Playa is home to three major so-called eco parks, which can be fun (if expensive!). Make no mistake, these are touristy attractions, so you may want to stay away if crowds aren’t your thing. If you’re intrepid and budget minded, you can replicate many of these experiences by exploring Playa del Carmen independently.
Xel-Ha is a waterpark probably best suited to older kids who can swim well and navigate the slippery stairways. The main attractions at Xel-Ha are snorkeling in the lagoon, ziplines, rope swings, and swimming in the cenotes and the lazy river. You can pay extra to swim with dolphins imported from Cuba. Adults $71, children $36, kids four and under are free, and there are discounts for booking online. Admission includes a breakfast, snack and lunch buffet, snorkeling equipment and unlimited drinks. Check out reviews.

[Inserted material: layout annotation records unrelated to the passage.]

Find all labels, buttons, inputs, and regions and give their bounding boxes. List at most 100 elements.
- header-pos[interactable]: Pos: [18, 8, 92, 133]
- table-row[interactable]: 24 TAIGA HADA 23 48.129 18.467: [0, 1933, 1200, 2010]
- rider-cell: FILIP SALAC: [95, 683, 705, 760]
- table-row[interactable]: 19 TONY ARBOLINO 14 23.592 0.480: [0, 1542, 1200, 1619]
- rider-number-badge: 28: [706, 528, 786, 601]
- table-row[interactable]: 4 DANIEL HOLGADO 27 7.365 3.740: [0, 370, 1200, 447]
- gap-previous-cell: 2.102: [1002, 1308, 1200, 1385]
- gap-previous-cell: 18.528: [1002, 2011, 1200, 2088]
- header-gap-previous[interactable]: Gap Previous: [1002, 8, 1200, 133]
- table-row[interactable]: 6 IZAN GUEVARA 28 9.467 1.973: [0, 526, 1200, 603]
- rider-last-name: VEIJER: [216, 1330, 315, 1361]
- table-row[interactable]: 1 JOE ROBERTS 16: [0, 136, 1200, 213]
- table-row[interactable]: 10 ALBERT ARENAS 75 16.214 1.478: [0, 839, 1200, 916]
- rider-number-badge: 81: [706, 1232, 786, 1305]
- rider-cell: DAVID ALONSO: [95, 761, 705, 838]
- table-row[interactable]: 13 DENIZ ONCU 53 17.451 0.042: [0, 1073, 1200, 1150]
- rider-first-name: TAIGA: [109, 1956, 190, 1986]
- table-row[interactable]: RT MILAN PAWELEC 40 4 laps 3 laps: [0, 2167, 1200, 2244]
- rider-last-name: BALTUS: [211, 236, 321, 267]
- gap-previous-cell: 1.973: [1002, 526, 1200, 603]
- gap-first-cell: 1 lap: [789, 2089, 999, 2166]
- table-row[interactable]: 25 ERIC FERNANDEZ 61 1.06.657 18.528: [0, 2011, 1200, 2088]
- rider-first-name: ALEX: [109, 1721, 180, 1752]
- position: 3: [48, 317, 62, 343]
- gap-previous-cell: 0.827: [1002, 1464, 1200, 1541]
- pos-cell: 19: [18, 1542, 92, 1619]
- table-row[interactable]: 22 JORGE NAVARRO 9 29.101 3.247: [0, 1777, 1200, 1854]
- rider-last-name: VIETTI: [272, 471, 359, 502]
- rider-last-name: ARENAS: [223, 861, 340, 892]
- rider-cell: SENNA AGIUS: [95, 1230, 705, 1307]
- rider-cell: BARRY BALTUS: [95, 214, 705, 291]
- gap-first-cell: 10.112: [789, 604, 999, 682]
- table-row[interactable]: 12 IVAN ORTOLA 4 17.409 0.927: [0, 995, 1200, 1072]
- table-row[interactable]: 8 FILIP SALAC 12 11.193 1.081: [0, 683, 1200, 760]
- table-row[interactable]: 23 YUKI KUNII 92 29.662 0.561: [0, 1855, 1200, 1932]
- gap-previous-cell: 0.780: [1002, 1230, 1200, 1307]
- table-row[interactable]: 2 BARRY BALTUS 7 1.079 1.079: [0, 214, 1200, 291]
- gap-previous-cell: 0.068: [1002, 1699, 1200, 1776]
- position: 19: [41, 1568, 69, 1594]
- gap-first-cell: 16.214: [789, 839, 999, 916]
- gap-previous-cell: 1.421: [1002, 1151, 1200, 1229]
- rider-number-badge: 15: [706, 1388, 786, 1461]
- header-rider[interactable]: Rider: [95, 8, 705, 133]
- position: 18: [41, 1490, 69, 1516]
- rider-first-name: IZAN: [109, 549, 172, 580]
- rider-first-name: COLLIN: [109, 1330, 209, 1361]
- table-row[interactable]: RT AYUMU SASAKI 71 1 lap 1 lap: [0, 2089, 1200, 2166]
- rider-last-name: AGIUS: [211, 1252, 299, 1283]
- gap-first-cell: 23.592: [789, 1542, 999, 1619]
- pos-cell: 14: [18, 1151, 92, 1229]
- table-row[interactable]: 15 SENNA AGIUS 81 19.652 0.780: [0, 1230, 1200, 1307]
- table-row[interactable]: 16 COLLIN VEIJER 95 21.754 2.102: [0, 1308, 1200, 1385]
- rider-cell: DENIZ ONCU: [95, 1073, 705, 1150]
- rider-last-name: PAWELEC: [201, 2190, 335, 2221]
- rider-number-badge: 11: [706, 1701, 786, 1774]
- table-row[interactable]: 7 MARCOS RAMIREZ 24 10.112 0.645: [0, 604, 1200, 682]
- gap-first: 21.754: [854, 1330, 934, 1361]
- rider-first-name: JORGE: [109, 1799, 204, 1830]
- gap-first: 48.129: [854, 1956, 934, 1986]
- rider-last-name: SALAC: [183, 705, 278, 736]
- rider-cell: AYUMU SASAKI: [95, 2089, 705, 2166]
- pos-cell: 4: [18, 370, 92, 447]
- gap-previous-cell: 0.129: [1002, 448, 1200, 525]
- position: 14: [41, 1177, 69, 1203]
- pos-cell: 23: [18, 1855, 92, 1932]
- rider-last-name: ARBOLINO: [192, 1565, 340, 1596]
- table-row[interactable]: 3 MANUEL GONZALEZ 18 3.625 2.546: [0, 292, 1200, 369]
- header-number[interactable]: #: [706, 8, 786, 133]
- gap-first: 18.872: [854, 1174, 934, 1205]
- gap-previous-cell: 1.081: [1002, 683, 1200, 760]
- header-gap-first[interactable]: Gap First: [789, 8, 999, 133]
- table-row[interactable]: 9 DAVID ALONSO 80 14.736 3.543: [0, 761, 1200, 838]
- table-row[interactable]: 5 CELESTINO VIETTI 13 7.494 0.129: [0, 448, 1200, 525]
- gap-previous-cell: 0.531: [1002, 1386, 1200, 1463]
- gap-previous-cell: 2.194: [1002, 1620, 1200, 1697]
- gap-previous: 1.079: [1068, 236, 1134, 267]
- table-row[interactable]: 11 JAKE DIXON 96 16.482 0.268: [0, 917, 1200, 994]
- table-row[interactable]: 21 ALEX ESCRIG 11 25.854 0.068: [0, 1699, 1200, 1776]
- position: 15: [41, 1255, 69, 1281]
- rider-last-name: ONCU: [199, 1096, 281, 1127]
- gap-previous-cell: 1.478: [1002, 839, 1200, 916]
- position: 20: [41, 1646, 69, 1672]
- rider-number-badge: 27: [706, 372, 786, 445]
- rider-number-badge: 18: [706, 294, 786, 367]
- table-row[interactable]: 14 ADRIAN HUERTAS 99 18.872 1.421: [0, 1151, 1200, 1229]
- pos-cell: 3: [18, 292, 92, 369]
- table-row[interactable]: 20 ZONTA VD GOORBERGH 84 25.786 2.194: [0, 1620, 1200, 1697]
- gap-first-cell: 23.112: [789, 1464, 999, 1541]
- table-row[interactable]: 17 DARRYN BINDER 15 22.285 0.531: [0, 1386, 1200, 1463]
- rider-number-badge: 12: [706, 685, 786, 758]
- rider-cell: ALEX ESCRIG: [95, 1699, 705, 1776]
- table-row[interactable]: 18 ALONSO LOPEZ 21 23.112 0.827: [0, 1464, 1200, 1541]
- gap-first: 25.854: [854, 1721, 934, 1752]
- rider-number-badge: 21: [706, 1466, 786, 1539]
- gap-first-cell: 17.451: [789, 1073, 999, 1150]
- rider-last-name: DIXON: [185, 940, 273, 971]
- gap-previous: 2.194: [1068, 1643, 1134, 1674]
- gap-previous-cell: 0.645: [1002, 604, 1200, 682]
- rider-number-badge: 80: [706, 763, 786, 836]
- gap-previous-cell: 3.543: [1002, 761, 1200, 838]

Xcaret archaeological park can be good for younger kids, with a butterfly pavilion, flamingos, macaws, an aquarium, a lagoon and beach, and a river boat to keep them busy. Night shows Xcaret at Night and the Xcaret Mexico Espectacular get great reviews. Older kids who are good swimmers should enjoy swimming and snorkeling in the artificial river. The Xcaret park is large, so you'll be doing a lot of walking. $71/adult $35/child, four and under free, and there are discounts for booking online. You pay for your drinks and food. Check out reviews on TripAdvisor.
Xplor Adventure Park's major attractions are ziplines, an underground river, amphibious vehicles and rafting. Children under age five are not allowed in Xplor. $98 adult, $55 child age five and older, and there are discounts for booking online. Food and drink and all activities are included in the price. Check out reviews.